当館の学芸員がもちまわりで講師をつとめます。
第一回目は「錦絵にみる歌舞伎と八犬伝」。
貸本で評判を呼んだ八犬伝は、連載中から歌舞伎や浄瑠璃など舞台で上演されました。さらに、歌舞伎の場面や役者絵が、錦絵として販売され、原作を読んでいない人々にも広く知られるようになりました。
錦絵は、ただ場面を描いてあるだけではなく、描かれた人物名・絵師の名前・彫師(版画のもととなる版木を彫る職人)の名前・版元(出版元)の名前・演じた役者の名前などなど、非常に沢山の情報も描きこまれています。
当館蔵「八犬伝犬の草紙の内 里見息女伏姫」 役者は初代坂東しうか(1813-1855)です。 |
八犬伝は、派手な立ち回りなど見栄えのする場面が多く、そうしたところも歌舞伎の題材として好まれた理由かもしれません。
嘉永5(1852)年正月市村座で上演された舞台「里見八犬伝」を描いた錦絵。 (歌川国芳画) 犬塚信乃と犬飼現八が芳流閣で対決する場面で、 八犬伝を代表する場面といえます。 |
講座内では、読み本の朗読も行われたのですが、テンポや語呂・語感がよく、江戸っ子たちに人気であったのも分かるような気がします。
講座の最後には、当館所蔵の八犬伝の錦絵の実物を間近で鑑賞しました。100年以上前に摺られたとは思えないほど鮮やかな色彩に、皆さんとても感心していました。

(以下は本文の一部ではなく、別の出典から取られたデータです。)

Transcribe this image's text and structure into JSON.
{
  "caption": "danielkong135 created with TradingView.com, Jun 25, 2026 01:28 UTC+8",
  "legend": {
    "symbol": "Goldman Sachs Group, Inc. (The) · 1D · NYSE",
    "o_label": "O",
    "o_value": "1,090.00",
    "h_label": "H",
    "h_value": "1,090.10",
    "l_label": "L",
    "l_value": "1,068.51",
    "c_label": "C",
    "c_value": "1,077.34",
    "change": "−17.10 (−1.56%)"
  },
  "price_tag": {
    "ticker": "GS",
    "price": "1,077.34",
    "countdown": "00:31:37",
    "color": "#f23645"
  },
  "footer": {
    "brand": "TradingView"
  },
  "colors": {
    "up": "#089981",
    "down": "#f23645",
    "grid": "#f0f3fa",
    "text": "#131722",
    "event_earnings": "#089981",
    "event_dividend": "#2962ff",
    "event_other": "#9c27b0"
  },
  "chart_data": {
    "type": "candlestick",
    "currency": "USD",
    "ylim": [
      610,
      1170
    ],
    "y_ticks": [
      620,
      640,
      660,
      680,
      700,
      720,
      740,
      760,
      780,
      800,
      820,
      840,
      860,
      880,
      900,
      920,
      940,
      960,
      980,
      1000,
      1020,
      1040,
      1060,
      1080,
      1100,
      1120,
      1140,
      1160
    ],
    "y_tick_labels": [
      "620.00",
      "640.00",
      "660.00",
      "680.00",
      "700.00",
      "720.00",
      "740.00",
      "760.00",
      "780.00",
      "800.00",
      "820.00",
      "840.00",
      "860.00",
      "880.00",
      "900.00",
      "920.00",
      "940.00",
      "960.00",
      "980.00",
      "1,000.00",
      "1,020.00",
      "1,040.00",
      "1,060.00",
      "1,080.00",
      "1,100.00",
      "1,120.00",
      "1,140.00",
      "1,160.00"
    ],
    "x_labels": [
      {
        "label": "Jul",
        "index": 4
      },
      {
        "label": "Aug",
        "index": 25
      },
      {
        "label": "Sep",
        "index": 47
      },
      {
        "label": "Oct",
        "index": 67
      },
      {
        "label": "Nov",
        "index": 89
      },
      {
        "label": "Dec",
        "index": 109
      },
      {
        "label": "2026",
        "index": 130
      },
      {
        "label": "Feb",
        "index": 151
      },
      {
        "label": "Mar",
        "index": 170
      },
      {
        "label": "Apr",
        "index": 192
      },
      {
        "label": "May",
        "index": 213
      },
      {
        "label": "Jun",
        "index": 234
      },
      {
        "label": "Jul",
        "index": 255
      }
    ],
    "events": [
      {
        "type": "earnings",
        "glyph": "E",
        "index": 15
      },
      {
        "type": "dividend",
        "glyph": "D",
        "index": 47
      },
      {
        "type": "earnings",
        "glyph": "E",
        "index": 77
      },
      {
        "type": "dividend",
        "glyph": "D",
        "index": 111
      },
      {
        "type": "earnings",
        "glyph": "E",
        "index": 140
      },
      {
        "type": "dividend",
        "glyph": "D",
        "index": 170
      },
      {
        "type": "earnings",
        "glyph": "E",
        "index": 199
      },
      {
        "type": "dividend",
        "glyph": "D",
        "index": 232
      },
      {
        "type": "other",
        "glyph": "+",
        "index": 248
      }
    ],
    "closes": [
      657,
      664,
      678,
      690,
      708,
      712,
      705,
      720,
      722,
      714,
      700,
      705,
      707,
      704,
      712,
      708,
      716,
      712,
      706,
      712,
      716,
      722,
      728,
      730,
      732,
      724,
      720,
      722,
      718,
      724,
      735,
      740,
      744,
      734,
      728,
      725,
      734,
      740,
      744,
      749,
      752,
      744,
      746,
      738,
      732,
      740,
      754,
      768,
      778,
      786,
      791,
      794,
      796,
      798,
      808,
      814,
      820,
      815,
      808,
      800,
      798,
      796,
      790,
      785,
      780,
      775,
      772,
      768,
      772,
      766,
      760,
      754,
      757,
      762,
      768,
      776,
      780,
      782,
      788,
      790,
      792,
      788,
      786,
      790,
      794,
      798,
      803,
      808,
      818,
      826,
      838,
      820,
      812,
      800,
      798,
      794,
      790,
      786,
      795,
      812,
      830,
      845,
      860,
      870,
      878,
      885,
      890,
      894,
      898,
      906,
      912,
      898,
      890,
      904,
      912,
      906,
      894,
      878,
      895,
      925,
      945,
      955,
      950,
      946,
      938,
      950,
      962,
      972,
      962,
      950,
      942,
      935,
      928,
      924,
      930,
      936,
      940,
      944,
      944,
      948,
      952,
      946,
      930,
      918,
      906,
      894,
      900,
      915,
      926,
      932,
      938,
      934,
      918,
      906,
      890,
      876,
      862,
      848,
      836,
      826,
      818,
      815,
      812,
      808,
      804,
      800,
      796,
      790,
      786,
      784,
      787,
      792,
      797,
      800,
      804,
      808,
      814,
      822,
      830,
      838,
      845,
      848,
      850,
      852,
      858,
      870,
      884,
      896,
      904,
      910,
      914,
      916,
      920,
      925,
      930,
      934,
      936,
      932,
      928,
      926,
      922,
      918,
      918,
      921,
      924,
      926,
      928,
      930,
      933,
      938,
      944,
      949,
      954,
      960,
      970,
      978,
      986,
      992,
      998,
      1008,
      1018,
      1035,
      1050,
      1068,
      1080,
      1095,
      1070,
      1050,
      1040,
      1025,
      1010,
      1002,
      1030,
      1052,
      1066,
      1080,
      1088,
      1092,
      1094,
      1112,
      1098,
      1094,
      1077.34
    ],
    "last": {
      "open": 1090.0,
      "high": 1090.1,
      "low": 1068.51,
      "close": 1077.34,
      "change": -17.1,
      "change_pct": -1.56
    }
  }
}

当館蔵「八犬伝犬の草紙の内 犬塚信乃」 役者は皆様ご存知市川団十郎(8代目)です。 |
八犬伝は、今現在でも歌舞伎や舞台、果てはゲームや漫画・アニメなどのモチーフとして大人気です。面白いものは、時代を問わず人々の心を掴むことができるのかもしれませんね。
第二回ピックアップ八犬伝のテーマは「挿絵に見る仏教思想の影響」、8月25日(日)開講です。
※講座参加の募集は締め切りました。